Thank you all for your input.
Ok, then remember, the hospital is one entity. The hospital should list all the codes included in a procedure (catheterization, procedure, S & I, etc.) They can (and every one I've seen do) put one charge, but all of the codes involved should be listed. Some of them will be packaged (status N). This is similar to bundled on the physician fee schedule side, except that CMS says that packaged codes should still be listed. CMS Claims Processing Manual (100-4), Chapter 4, Section 180.2 talks about coding for surgery procedure. And section 10.4 of the same chapter talks about packaged codes. It is important to list those codes (such as the S & I codes) because packaged codes are used for future rate-setting.
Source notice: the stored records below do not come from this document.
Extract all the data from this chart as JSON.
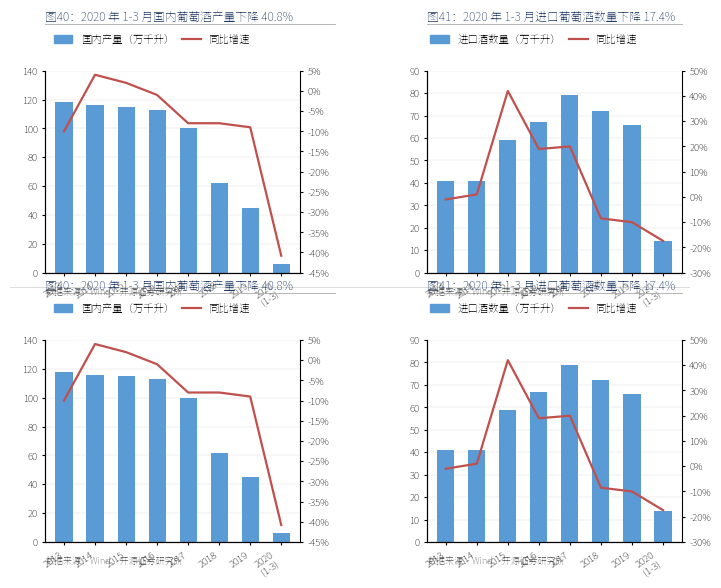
{
  "fig40": {
    "title": "图40：2020 年 1-3 月国内葡萄酒产量下降 40.8%",
    "bar_label": "国内产量（万千升）",
    "line_label": "同比增速",
    "categories": [
      "2013",
      "2014",
      "2015",
      "2016",
      "2017",
      "2018",
      "2019",
      "2020\n(1-3)"
    ],
    "bar_values": [
      118,
      116,
      115,
      113,
      100,
      62,
      45,
      6
    ],
    "line_values": [
      -0.1,
      0.04,
      0.02,
      -0.01,
      -0.08,
      -0.08,
      -0.09,
      -0.408
    ],
    "bar_color": "#5B9BD5",
    "line_color": "#C0504D",
    "yleft_max": 140,
    "yleft_ticks": [
      0,
      20,
      40,
      60,
      80,
      100,
      120,
      140
    ],
    "yright_ticks": [
      0.05,
      0.0,
      -0.05,
      -0.1,
      -0.15,
      -0.2,
      -0.25,
      -0.3,
      -0.35,
      -0.4,
      -0.45
    ],
    "yright_min": -0.45,
    "yright_max": 0.05,
    "source": "数据来源：Wind、开源证券研究所"
  },
  "fig41": {
    "title": "图41：2020 年 1-3 月进口葡萄酒数量下降 17.4%",
    "bar_label": "进口酒数量（万千升）",
    "line_label": "同比增速",
    "categories": [
      "2013",
      "2014",
      "2015",
      "2016",
      "2017",
      "2018",
      "2019",
      "2020\n(1-3)"
    ],
    "bar_values": [
      41,
      41,
      59,
      67,
      79,
      72,
      66,
      14
    ],
    "line_values": [
      -0.01,
      0.01,
      0.42,
      0.19,
      0.2,
      -0.085,
      -0.1,
      -0.174
    ],
    "bar_color": "#5B9BD5",
    "line_color": "#C0504D",
    "yleft_max": 90,
    "yleft_ticks": [
      0,
      10,
      20,
      30,
      40,
      50,
      60,
      70,
      80,
      90
    ],
    "yright_ticks": [
      0.5,
      0.4,
      0.3,
      0.2,
      0.1,
      0.0,
      -0.1,
      -0.2,
      -0.3
    ],
    "yright_min": -0.3,
    "yright_max": 0.5,
    "source": "数据来源：Wind、开源证券研究所"
  },
  "background_color": "#FFFFFF",
  "title_color": "#1F3864",
  "source_color": "#595959",
  "title_fontsize": 8.5,
  "axis_fontsize": 7,
  "legend_fontsize": 7.5,
  "source_fontsize": 6.5
}
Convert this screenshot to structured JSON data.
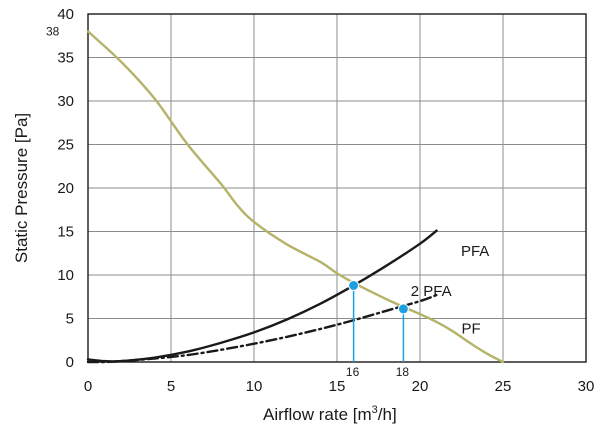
{
  "chart_data": {
    "type": "line",
    "xlabel": "Airflow rate [m",
    "xlabel_sup": "3",
    "xlabel_suffix": "/h]",
    "ylabel": "Static Pressure [Pa]",
    "xlim": [
      0,
      30
    ],
    "ylim": [
      0,
      40
    ],
    "x_ticks": [
      0,
      5,
      10,
      15,
      20,
      25,
      30
    ],
    "y_ticks": [
      0,
      5,
      10,
      15,
      20,
      25,
      30,
      35,
      40
    ],
    "grid": true,
    "annotations": {
      "y_max_value": "38",
      "operating_points": [
        {
          "label": "16",
          "x": 16.0,
          "y": 8.8
        },
        {
          "label": "18",
          "x": 19.0,
          "y": 6.1
        }
      ]
    },
    "series": [
      {
        "name": "PF",
        "color": "#b5b36a",
        "style": "solid",
        "x": [
          0,
          2,
          4,
          6,
          8,
          9,
          10,
          12,
          14,
          15,
          16,
          18,
          20,
          21,
          22,
          23,
          24,
          25
        ],
        "y": [
          38,
          34.5,
          30.3,
          25.0,
          20.5,
          18.0,
          16.1,
          13.5,
          11.5,
          10.2,
          9.1,
          7.2,
          5.5,
          4.6,
          3.5,
          2.2,
          1.0,
          0.0
        ]
      },
      {
        "name": "PFA",
        "color": "#1a1a1a",
        "style": "solid",
        "x": [
          0,
          1,
          2,
          4,
          6,
          8,
          10,
          12,
          14,
          16,
          18,
          20,
          21
        ],
        "y": [
          0.3,
          0.1,
          0.1,
          0.5,
          1.2,
          2.2,
          3.4,
          4.9,
          6.7,
          8.8,
          11.1,
          13.6,
          15.1
        ]
      },
      {
        "name": "2 PFA",
        "color": "#1a1a1a",
        "style": "dashdot",
        "x": [
          0,
          1,
          2,
          4,
          6,
          8,
          10,
          12,
          14,
          16,
          18,
          20,
          21
        ],
        "y": [
          0.0,
          0.0,
          0.1,
          0.4,
          0.8,
          1.4,
          2.1,
          2.9,
          3.8,
          4.8,
          5.9,
          7.0,
          7.7
        ]
      }
    ],
    "marker_color": "#1ba1e2",
    "dropline_color": "#1ba1e2"
  }
}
Now, the problem is how to divide that up so that the radiology department gets their share of the payment for services performed in OR, since the S & I is packaged. This is something that should be discussed between OR administration, Radiology administration, and the overall financial administration of the hospital. Perhaps OR will code the surgical codes (36247, 37204, etc.), and radiology will code the 70000 codes (75894, 75898, etc.) The radiology department's codes will edit against the surgical codes, but the rad department may get "credit" for it. That's something you need to figure out internally.

The physician/s, of course, are going to be coding the same codes. They are billing for the physician's (professional) work involved. Their coding doesn't impact yours unless they forget to put -26 modifier on the 70000 codes.